The Attempt at a Solution

Components of Acceleration:
a_x = 13Ni^ / 0.17kg = 76.47m/s²

a_y = 21Nj^ / 0.17kg = 123.53m/s²

Magnitude:
F_net = √(13Ni^)² * (21Nj^)² = 24.7N

angle θ = tan^-1 * (21N / 13N) = 58.24° above the + x-axis (fixed. see replies below)

Acceleration's Magnitude:
a = F_net / m = 24.7N / 0.17kg = 145.29m/s² or 145m/s² rounded

I feel like this should be the answer, or that I'm very close to the answer. Am I missing a step? Did I do something wrong? Am I way off?

 

[gneill]

Hi PhysicsHelp152, Welcome to Physics Forums.

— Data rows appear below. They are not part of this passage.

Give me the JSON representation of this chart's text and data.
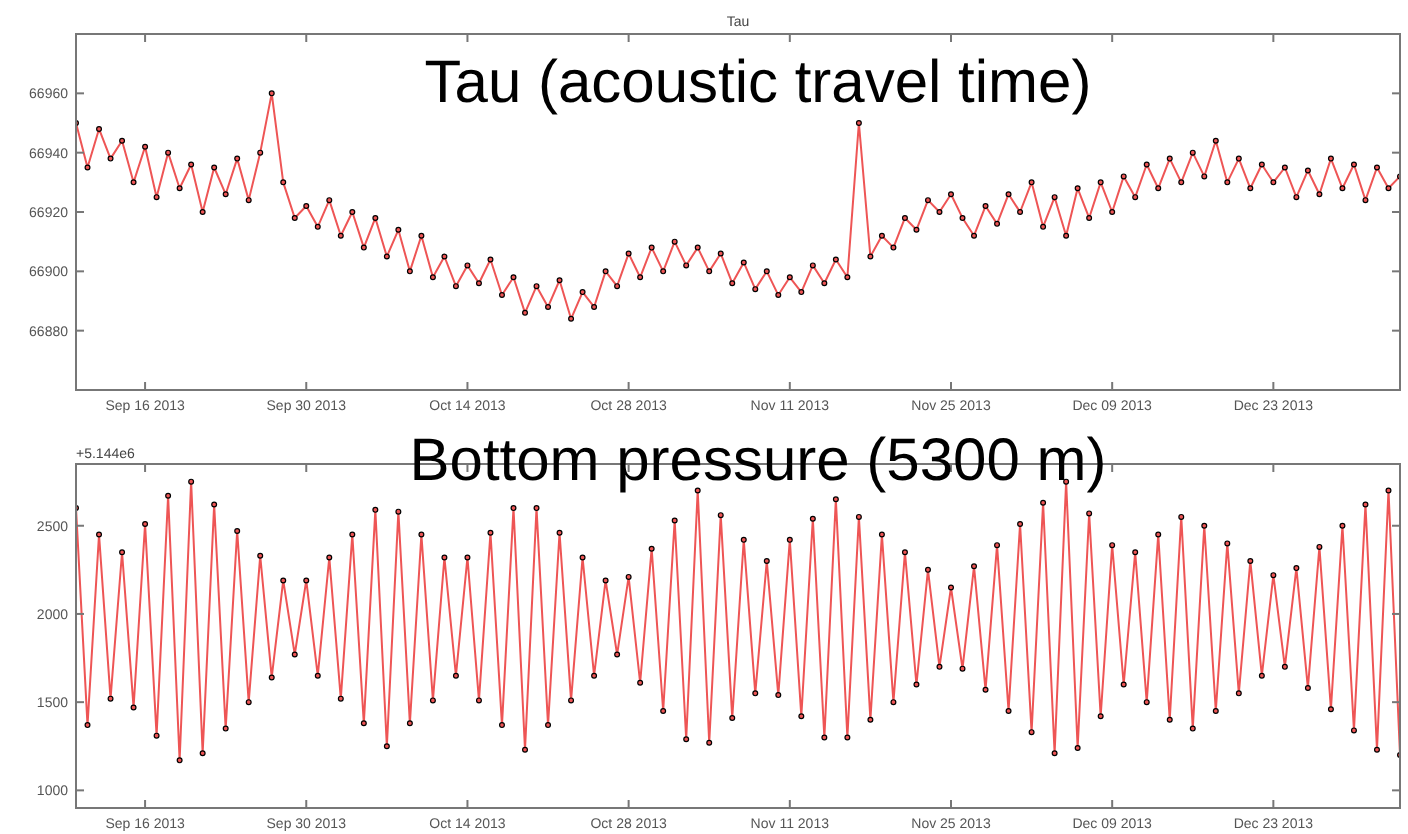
{
  "chart_data": [
    {
      "type": "line",
      "title": "Tau",
      "annotations": [
        "Tau (acoustic travel time)"
      ],
      "marker": "circle",
      "line_style": "solid",
      "grid": false,
      "xlim": [
        "2013-09-10",
        "2014-01-03"
      ],
      "xticks": [
        {
          "value": "2013-09-16",
          "label": "Sep 16 2013"
        },
        {
          "value": "2013-09-30",
          "label": "Sep 30 2013"
        },
        {
          "value": "2013-10-14",
          "label": "Oct 14 2013"
        },
        {
          "value": "2013-10-28",
          "label": "Oct 28 2013"
        },
        {
          "value": "2013-11-11",
          "label": "Nov 11 2013"
        },
        {
          "value": "2013-11-25",
          "label": "Nov 25 2013"
        },
        {
          "value": "2013-12-09",
          "label": "Dec 09 2013"
        },
        {
          "value": "2013-12-23",
          "label": "Dec 23 2013"
        }
      ],
      "ylim": [
        66860,
        66980
      ],
      "yticks": [
        66880,
        66900,
        66920,
        66940,
        66960
      ],
      "x": [
        "2013-09-10",
        "2013-09-11",
        "2013-09-12",
        "2013-09-13",
        "2013-09-14",
        "2013-09-15",
        "2013-09-16",
        "2013-09-17",
        "2013-09-18",
        "2013-09-19",
        "2013-09-20",
        "2013-09-21",
        "2013-09-22",
        "2013-09-23",
        "2013-09-24",
        "2013-09-25",
        "2013-09-26",
        "2013-09-27",
        "2013-09-28",
        "2013-09-29",
        "2013-09-30",
        "2013-10-01",
        "2013-10-02",
        "2013-10-03",
        "2013-10-04",
        "2013-10-05",
        "2013-10-06",
        "2013-10-07",
        "2013-10-08",
        "2013-10-09",
        "2013-10-10",
        "2013-10-11",
        "2013-10-12",
        "2013-10-13",
        "2013-10-14",
        "2013-10-15",
        "2013-10-16",
        "2013-10-17",
        "2013-10-18",
        "2013-10-19",
        "2013-10-20",
        "2013-10-21",
        "2013-10-22",
        "2013-10-23",
        "2013-10-24",
        "2013-10-25",
        "2013-10-26",
        "2013-10-27",
        "2013-10-28",
        "2013-10-29",
        "2013-10-30",
        "2013-10-31",
        "2013-11-01",
        "2013-11-02",
        "2013-11-03",
        "2013-11-04",
        "2013-11-05",
        "2013-11-06",
        "2013-11-07",
        "2013-11-08",
        "2013-11-09",
        "2013-11-10",
        "2013-11-11",
        "2013-11-12",
        "2013-11-13",
        "2013-11-14",
        "2013-11-15",
        "2013-11-16",
        "2013-11-17",
        "2013-11-18",
        "2013-11-19",
        "2013-11-20",
        "2013-11-21",
        "2013-11-22",
        "2013-11-23",
        "2013-11-24",
        "2013-11-25",
        "2013-11-26",
        "2013-11-27",
        "2013-11-28",
        "2013-11-29",
        "2013-11-30",
        "2013-12-01",
        "2013-12-02",
        "2013-12-03",
        "2013-12-04",
        "2013-12-05",
        "2013-12-06",
        "2013-12-07",
        "2013-12-08",
        "2013-12-09",
        "2013-12-10",
        "2013-12-11",
        "2013-12-12",
        "2013-12-13",
        "2013-12-14",
        "2013-12-15",
        "2013-12-16",
        "2013-12-17",
        "2013-12-18",
        "2013-12-19",
        "2013-12-20",
        "2013-12-21",
        "2013-12-22",
        "2013-12-23",
        "2013-12-24",
        "2013-12-25",
        "2013-12-26",
        "2013-12-27",
        "2013-12-28",
        "2013-12-29",
        "2013-12-30",
        "2013-12-31",
        "2014-01-01",
        "2014-01-02",
        "2014-01-03"
      ],
      "series": [
        {
          "color": "#ee5555",
          "values": [
            66950,
            66935,
            66948,
            66938,
            66944,
            66930,
            66942,
            66925,
            66940,
            66928,
            66936,
            66920,
            66935,
            66926,
            66938,
            66924,
            66940,
            66960,
            66930,
            66918,
            66922,
            66915,
            66924,
            66912,
            66920,
            66908,
            66918,
            66905,
            66914,
            66900,
            66912,
            66898,
            66905,
            66895,
            66902,
            66896,
            66904,
            66892,
            66898,
            66886,
            66895,
            66888,
            66897,
            66884,
            66893,
            66888,
            66900,
            66895,
            66906,
            66898,
            66908,
            66900,
            66910,
            66902,
            66908,
            66900,
            66906,
            66896,
            66903,
            66894,
            66900,
            66892,
            66898,
            66893,
            66902,
            66896,
            66904,
            66898,
            66950,
            66905,
            66912,
            66908,
            66918,
            66914,
            66924,
            66920,
            66926,
            66918,
            66912,
            66922,
            66916,
            66926,
            66920,
            66930,
            66915,
            66925,
            66912,
            66928,
            66918,
            66930,
            66920,
            66932,
            66925,
            66936,
            66928,
            66938,
            66930,
            66940,
            66932,
            66944,
            66930,
            66938,
            66928,
            66936,
            66930,
            66935,
            66925,
            66934,
            66926,
            66938,
            66928,
            66936,
            66924,
            66935,
            66928,
            66932
          ]
        }
      ]
    },
    {
      "type": "line",
      "ylabel": "+5.144e6",
      "annotations": [
        "Bottom pressure (5300 m)"
      ],
      "marker": "circle",
      "line_style": "solid",
      "grid": false,
      "xlim": [
        "2013-09-10",
        "2014-01-03"
      ],
      "xticks": [
        {
          "value": "2013-09-16",
          "label": "Sep 16 2013"
        },
        {
          "value": "2013-09-30",
          "label": "Sep 30 2013"
        },
        {
          "value": "2013-10-14",
          "label": "Oct 14 2013"
        },
        {
          "value": "2013-10-28",
          "label": "Oct 28 2013"
        },
        {
          "value": "2013-11-11",
          "label": "Nov 11 2013"
        },
        {
          "value": "2013-11-25",
          "label": "Nov 25 2013"
        },
        {
          "value": "2013-12-09",
          "label": "Dec 09 2013"
        },
        {
          "value": "2013-12-23",
          "label": "Dec 23 2013"
        }
      ],
      "ylim": [
        900,
        2850
      ],
      "yticks": [
        1000,
        1500,
        2000,
        2500
      ],
      "x": [
        "2013-09-10",
        "2013-09-11",
        "2013-09-12",
        "2013-09-13",
        "2013-09-14",
        "2013-09-15",
        "2013-09-16",
        "2013-09-17",
        "2013-09-18",
        "2013-09-19",
        "2013-09-20",
        "2013-09-21",
        "2013-09-22",
        "2013-09-23",
        "2013-09-24",
        "2013-09-25",
        "2013-09-26",
        "2013-09-27",
        "2013-09-28",
        "2013-09-29",
        "2013-09-30",
        "2013-10-01",
        "2013-10-02",
        "2013-10-03",
        "2013-10-04",
        "2013-10-05",
        "2013-10-06",
        "2013-10-07",
        "2013-10-08",
        "2013-10-09",
        "2013-10-10",
        "2013-10-11",
        "2013-10-12",
        "2013-10-13",
        "2013-10-14",
        "2013-10-15",
        "2013-10-16",
        "2013-10-17",
        "2013-10-18",
        "2013-10-19",
        "2013-10-20",
        "2013-10-21",
        "2013-10-22",
        "2013-10-23",
        "2013-10-24",
        "2013-10-25",
        "2013-10-26",
        "2013-10-27",
        "2013-10-28",
        "2013-10-29",
        "2013-10-30",
        "2013-10-31",
        "2013-11-01",
        "2013-11-02",
        "2013-11-03",
        "2013-11-04",
        "2013-11-05",
        "2013-11-06",
        "2013-11-07",
        "2013-11-08",
        "2013-11-09",
        "2013-11-10",
        "2013-11-11",
        "2013-11-12",
        "2013-11-13",
        "2013-11-14",
        "2013-11-15",
        "2013-11-16",
        "2013-11-17",
        "2013-11-18",
        "2013-11-19",
        "2013-11-20",
        "2013-11-21",
        "2013-11-22",
        "2013-11-23",
        "2013-11-24",
        "2013-11-25",
        "2013-11-26",
        "2013-11-27",
        "2013-11-28",
        "2013-11-29",
        "2013-11-30",
        "2013-12-01",
        "2013-12-02",
        "2013-12-03",
        "2013-12-04",
        "2013-12-05",
        "2013-12-06",
        "2013-12-07",
        "2013-12-08",
        "2013-12-09",
        "2013-12-10",
        "2013-12-11",
        "2013-12-12",
        "2013-12-13",
        "2013-12-14",
        "2013-12-15",
        "2013-12-16",
        "2013-12-17",
        "2013-12-18",
        "2013-12-19",
        "2013-12-20",
        "2013-12-21",
        "2013-12-22",
        "2013-12-23",
        "2013-12-24",
        "2013-12-25",
        "2013-12-26",
        "2013-12-27",
        "2013-12-28",
        "2013-12-29",
        "2013-12-30",
        "2013-12-31",
        "2014-01-01",
        "2014-01-02",
        "2014-01-03"
      ],
      "series": [
        {
          "color": "#ee5555",
          "values": [
            2600,
            1370,
            2450,
            1520,
            2350,
            1470,
            2510,
            1310,
            2670,
            1170,
            2750,
            1210,
            2620,
            1350,
            2470,
            1500,
            2330,
            1640,
            2190,
            1770,
            2190,
            1650,
            2320,
            1520,
            2450,
            1380,
            2590,
            1250,
            2580,
            1380,
            2450,
            1510,
            2320,
            1650,
            2320,
            1510,
            2460,
            1370,
            2600,
            1230,
            2600,
            1370,
            2460,
            1510,
            2320,
            1650,
            2190,
            1770,
            2210,
            1610,
            2370,
            1450,
            2530,
            1290,
            2700,
            1270,
            2560,
            1410,
            2420,
            1550,
            2300,
            1540,
            2420,
            1420,
            2540,
            1300,
            2650,
            1300,
            2550,
            1400,
            2450,
            1500,
            2350,
            1600,
            2250,
            1700,
            2150,
            1690,
            2270,
            1570,
            2390,
            1450,
            2510,
            1330,
            2630,
            1210,
            2750,
            1240,
            2570,
            1420,
            2390,
            1600,
            2350,
            1500,
            2450,
            1400,
            2550,
            1350,
            2500,
            1450,
            2400,
            1550,
            2300,
            1650,
            2220,
            1700,
            2260,
            1580,
            2380,
            1460,
            2500,
            1340,
            2620,
            1230,
            2700,
            1200
          ]
        }
      ]
    }
  ]
}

Your work and results look fine except for the angle. Take another look at which component is which for the arctan function to find the angle w.r.t. the x-axis.

 

[PhysicsHelp152]

Is this the correct angle?
θ = tan-1 * (21N / 13N) = 58.24° (fixed. see replies below)

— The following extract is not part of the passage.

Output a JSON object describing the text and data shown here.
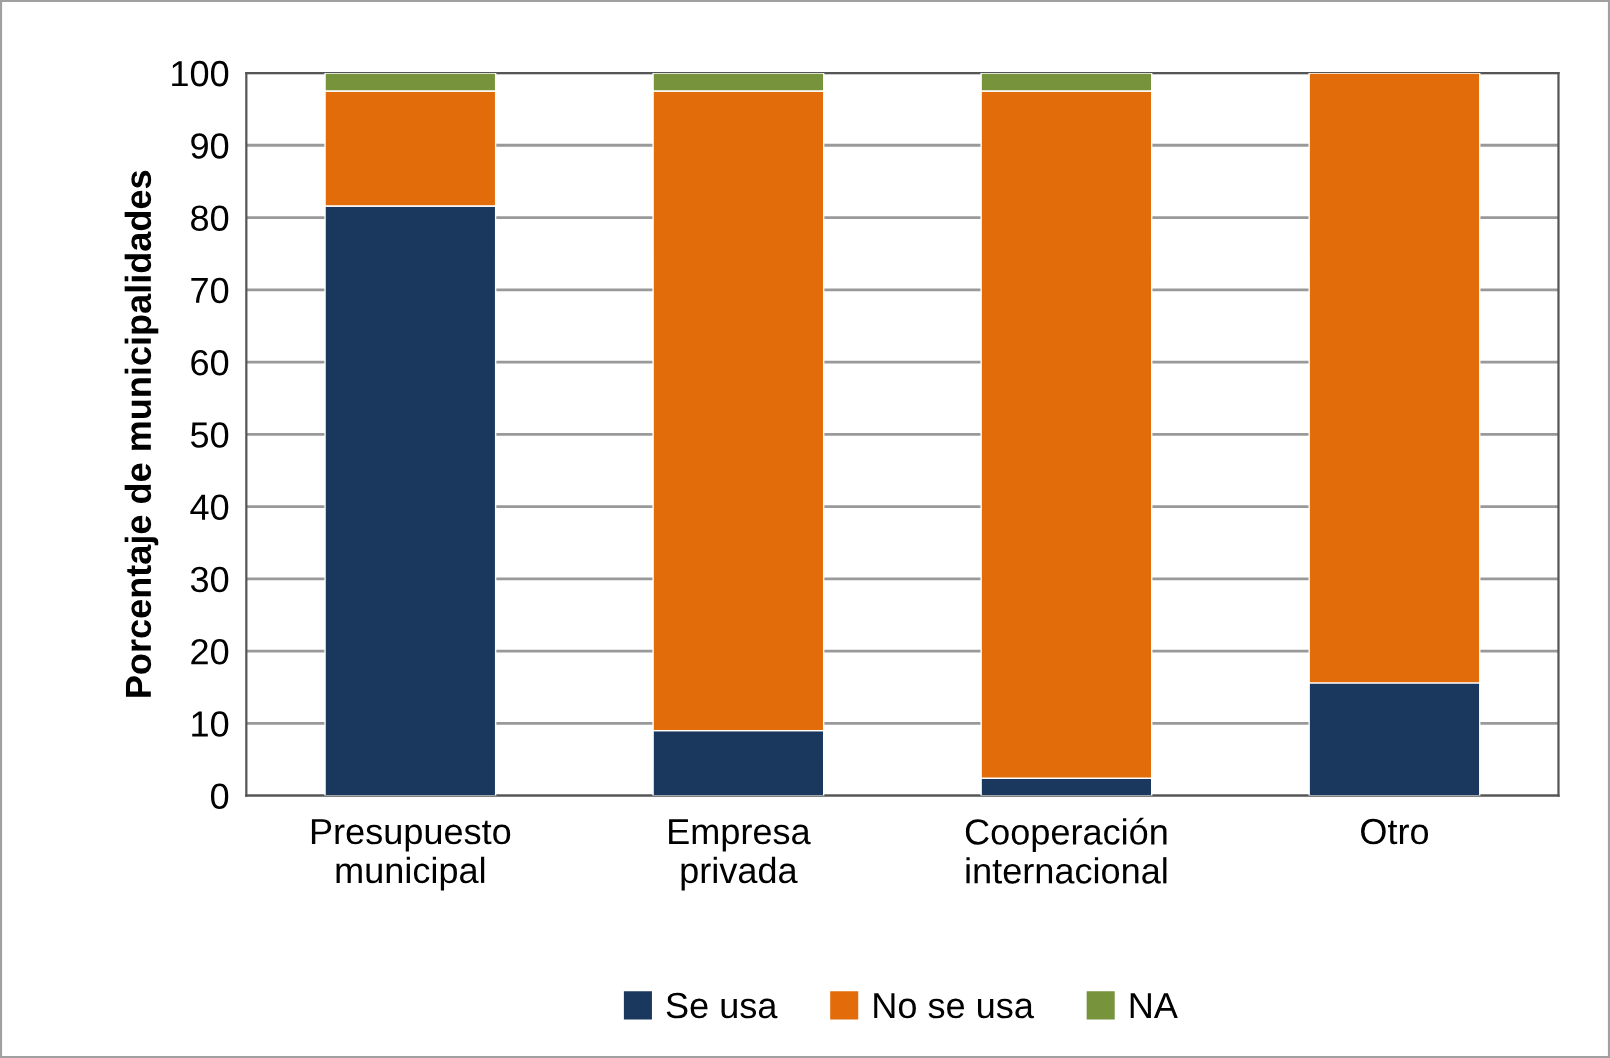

Also, the magnitude of the ball's acceleration is indeed 145m/s²?
I ask because apparently it isn't correct? I answer my questions online and I get 5 tries to get it right. I only have one try left and I already tried 145m/s².

 

[gneill]

Is this the correct angle?
θ = tan-1 * (21Ni^ / 13Nj^) = 58.24°

Yes, that looks better. But don't include the axis unit vectors in the formula: you're taking a ratio of component values, not vector quantities. Besides, the x-component is generally designated by the $\hat{i}$ unit vector, and the y-component by the $\hat{j}$ unit vector, and you seem to have swapped the components of the force vector by using "21Ni^" and "13Nj^".

Also, the magnitude of the ball's acceleration is indeed 145m/s²?
I ask because apparently it isn't correct? I answer my questions online and I get 5 tries to get it right. I only have one try left and I already tried 145m/s².

Your calculation looks fine. You may be getting hit by significant figures. How many sig figs in the given information?

 

[PhysicsHelp152]

Your calculation looks fine. You may be getting hit by significant figures. How many sig figs in the given information?

There are 2 sig figs in the given information... I think. So my answer should be two sig figs?
But what would the answer be then?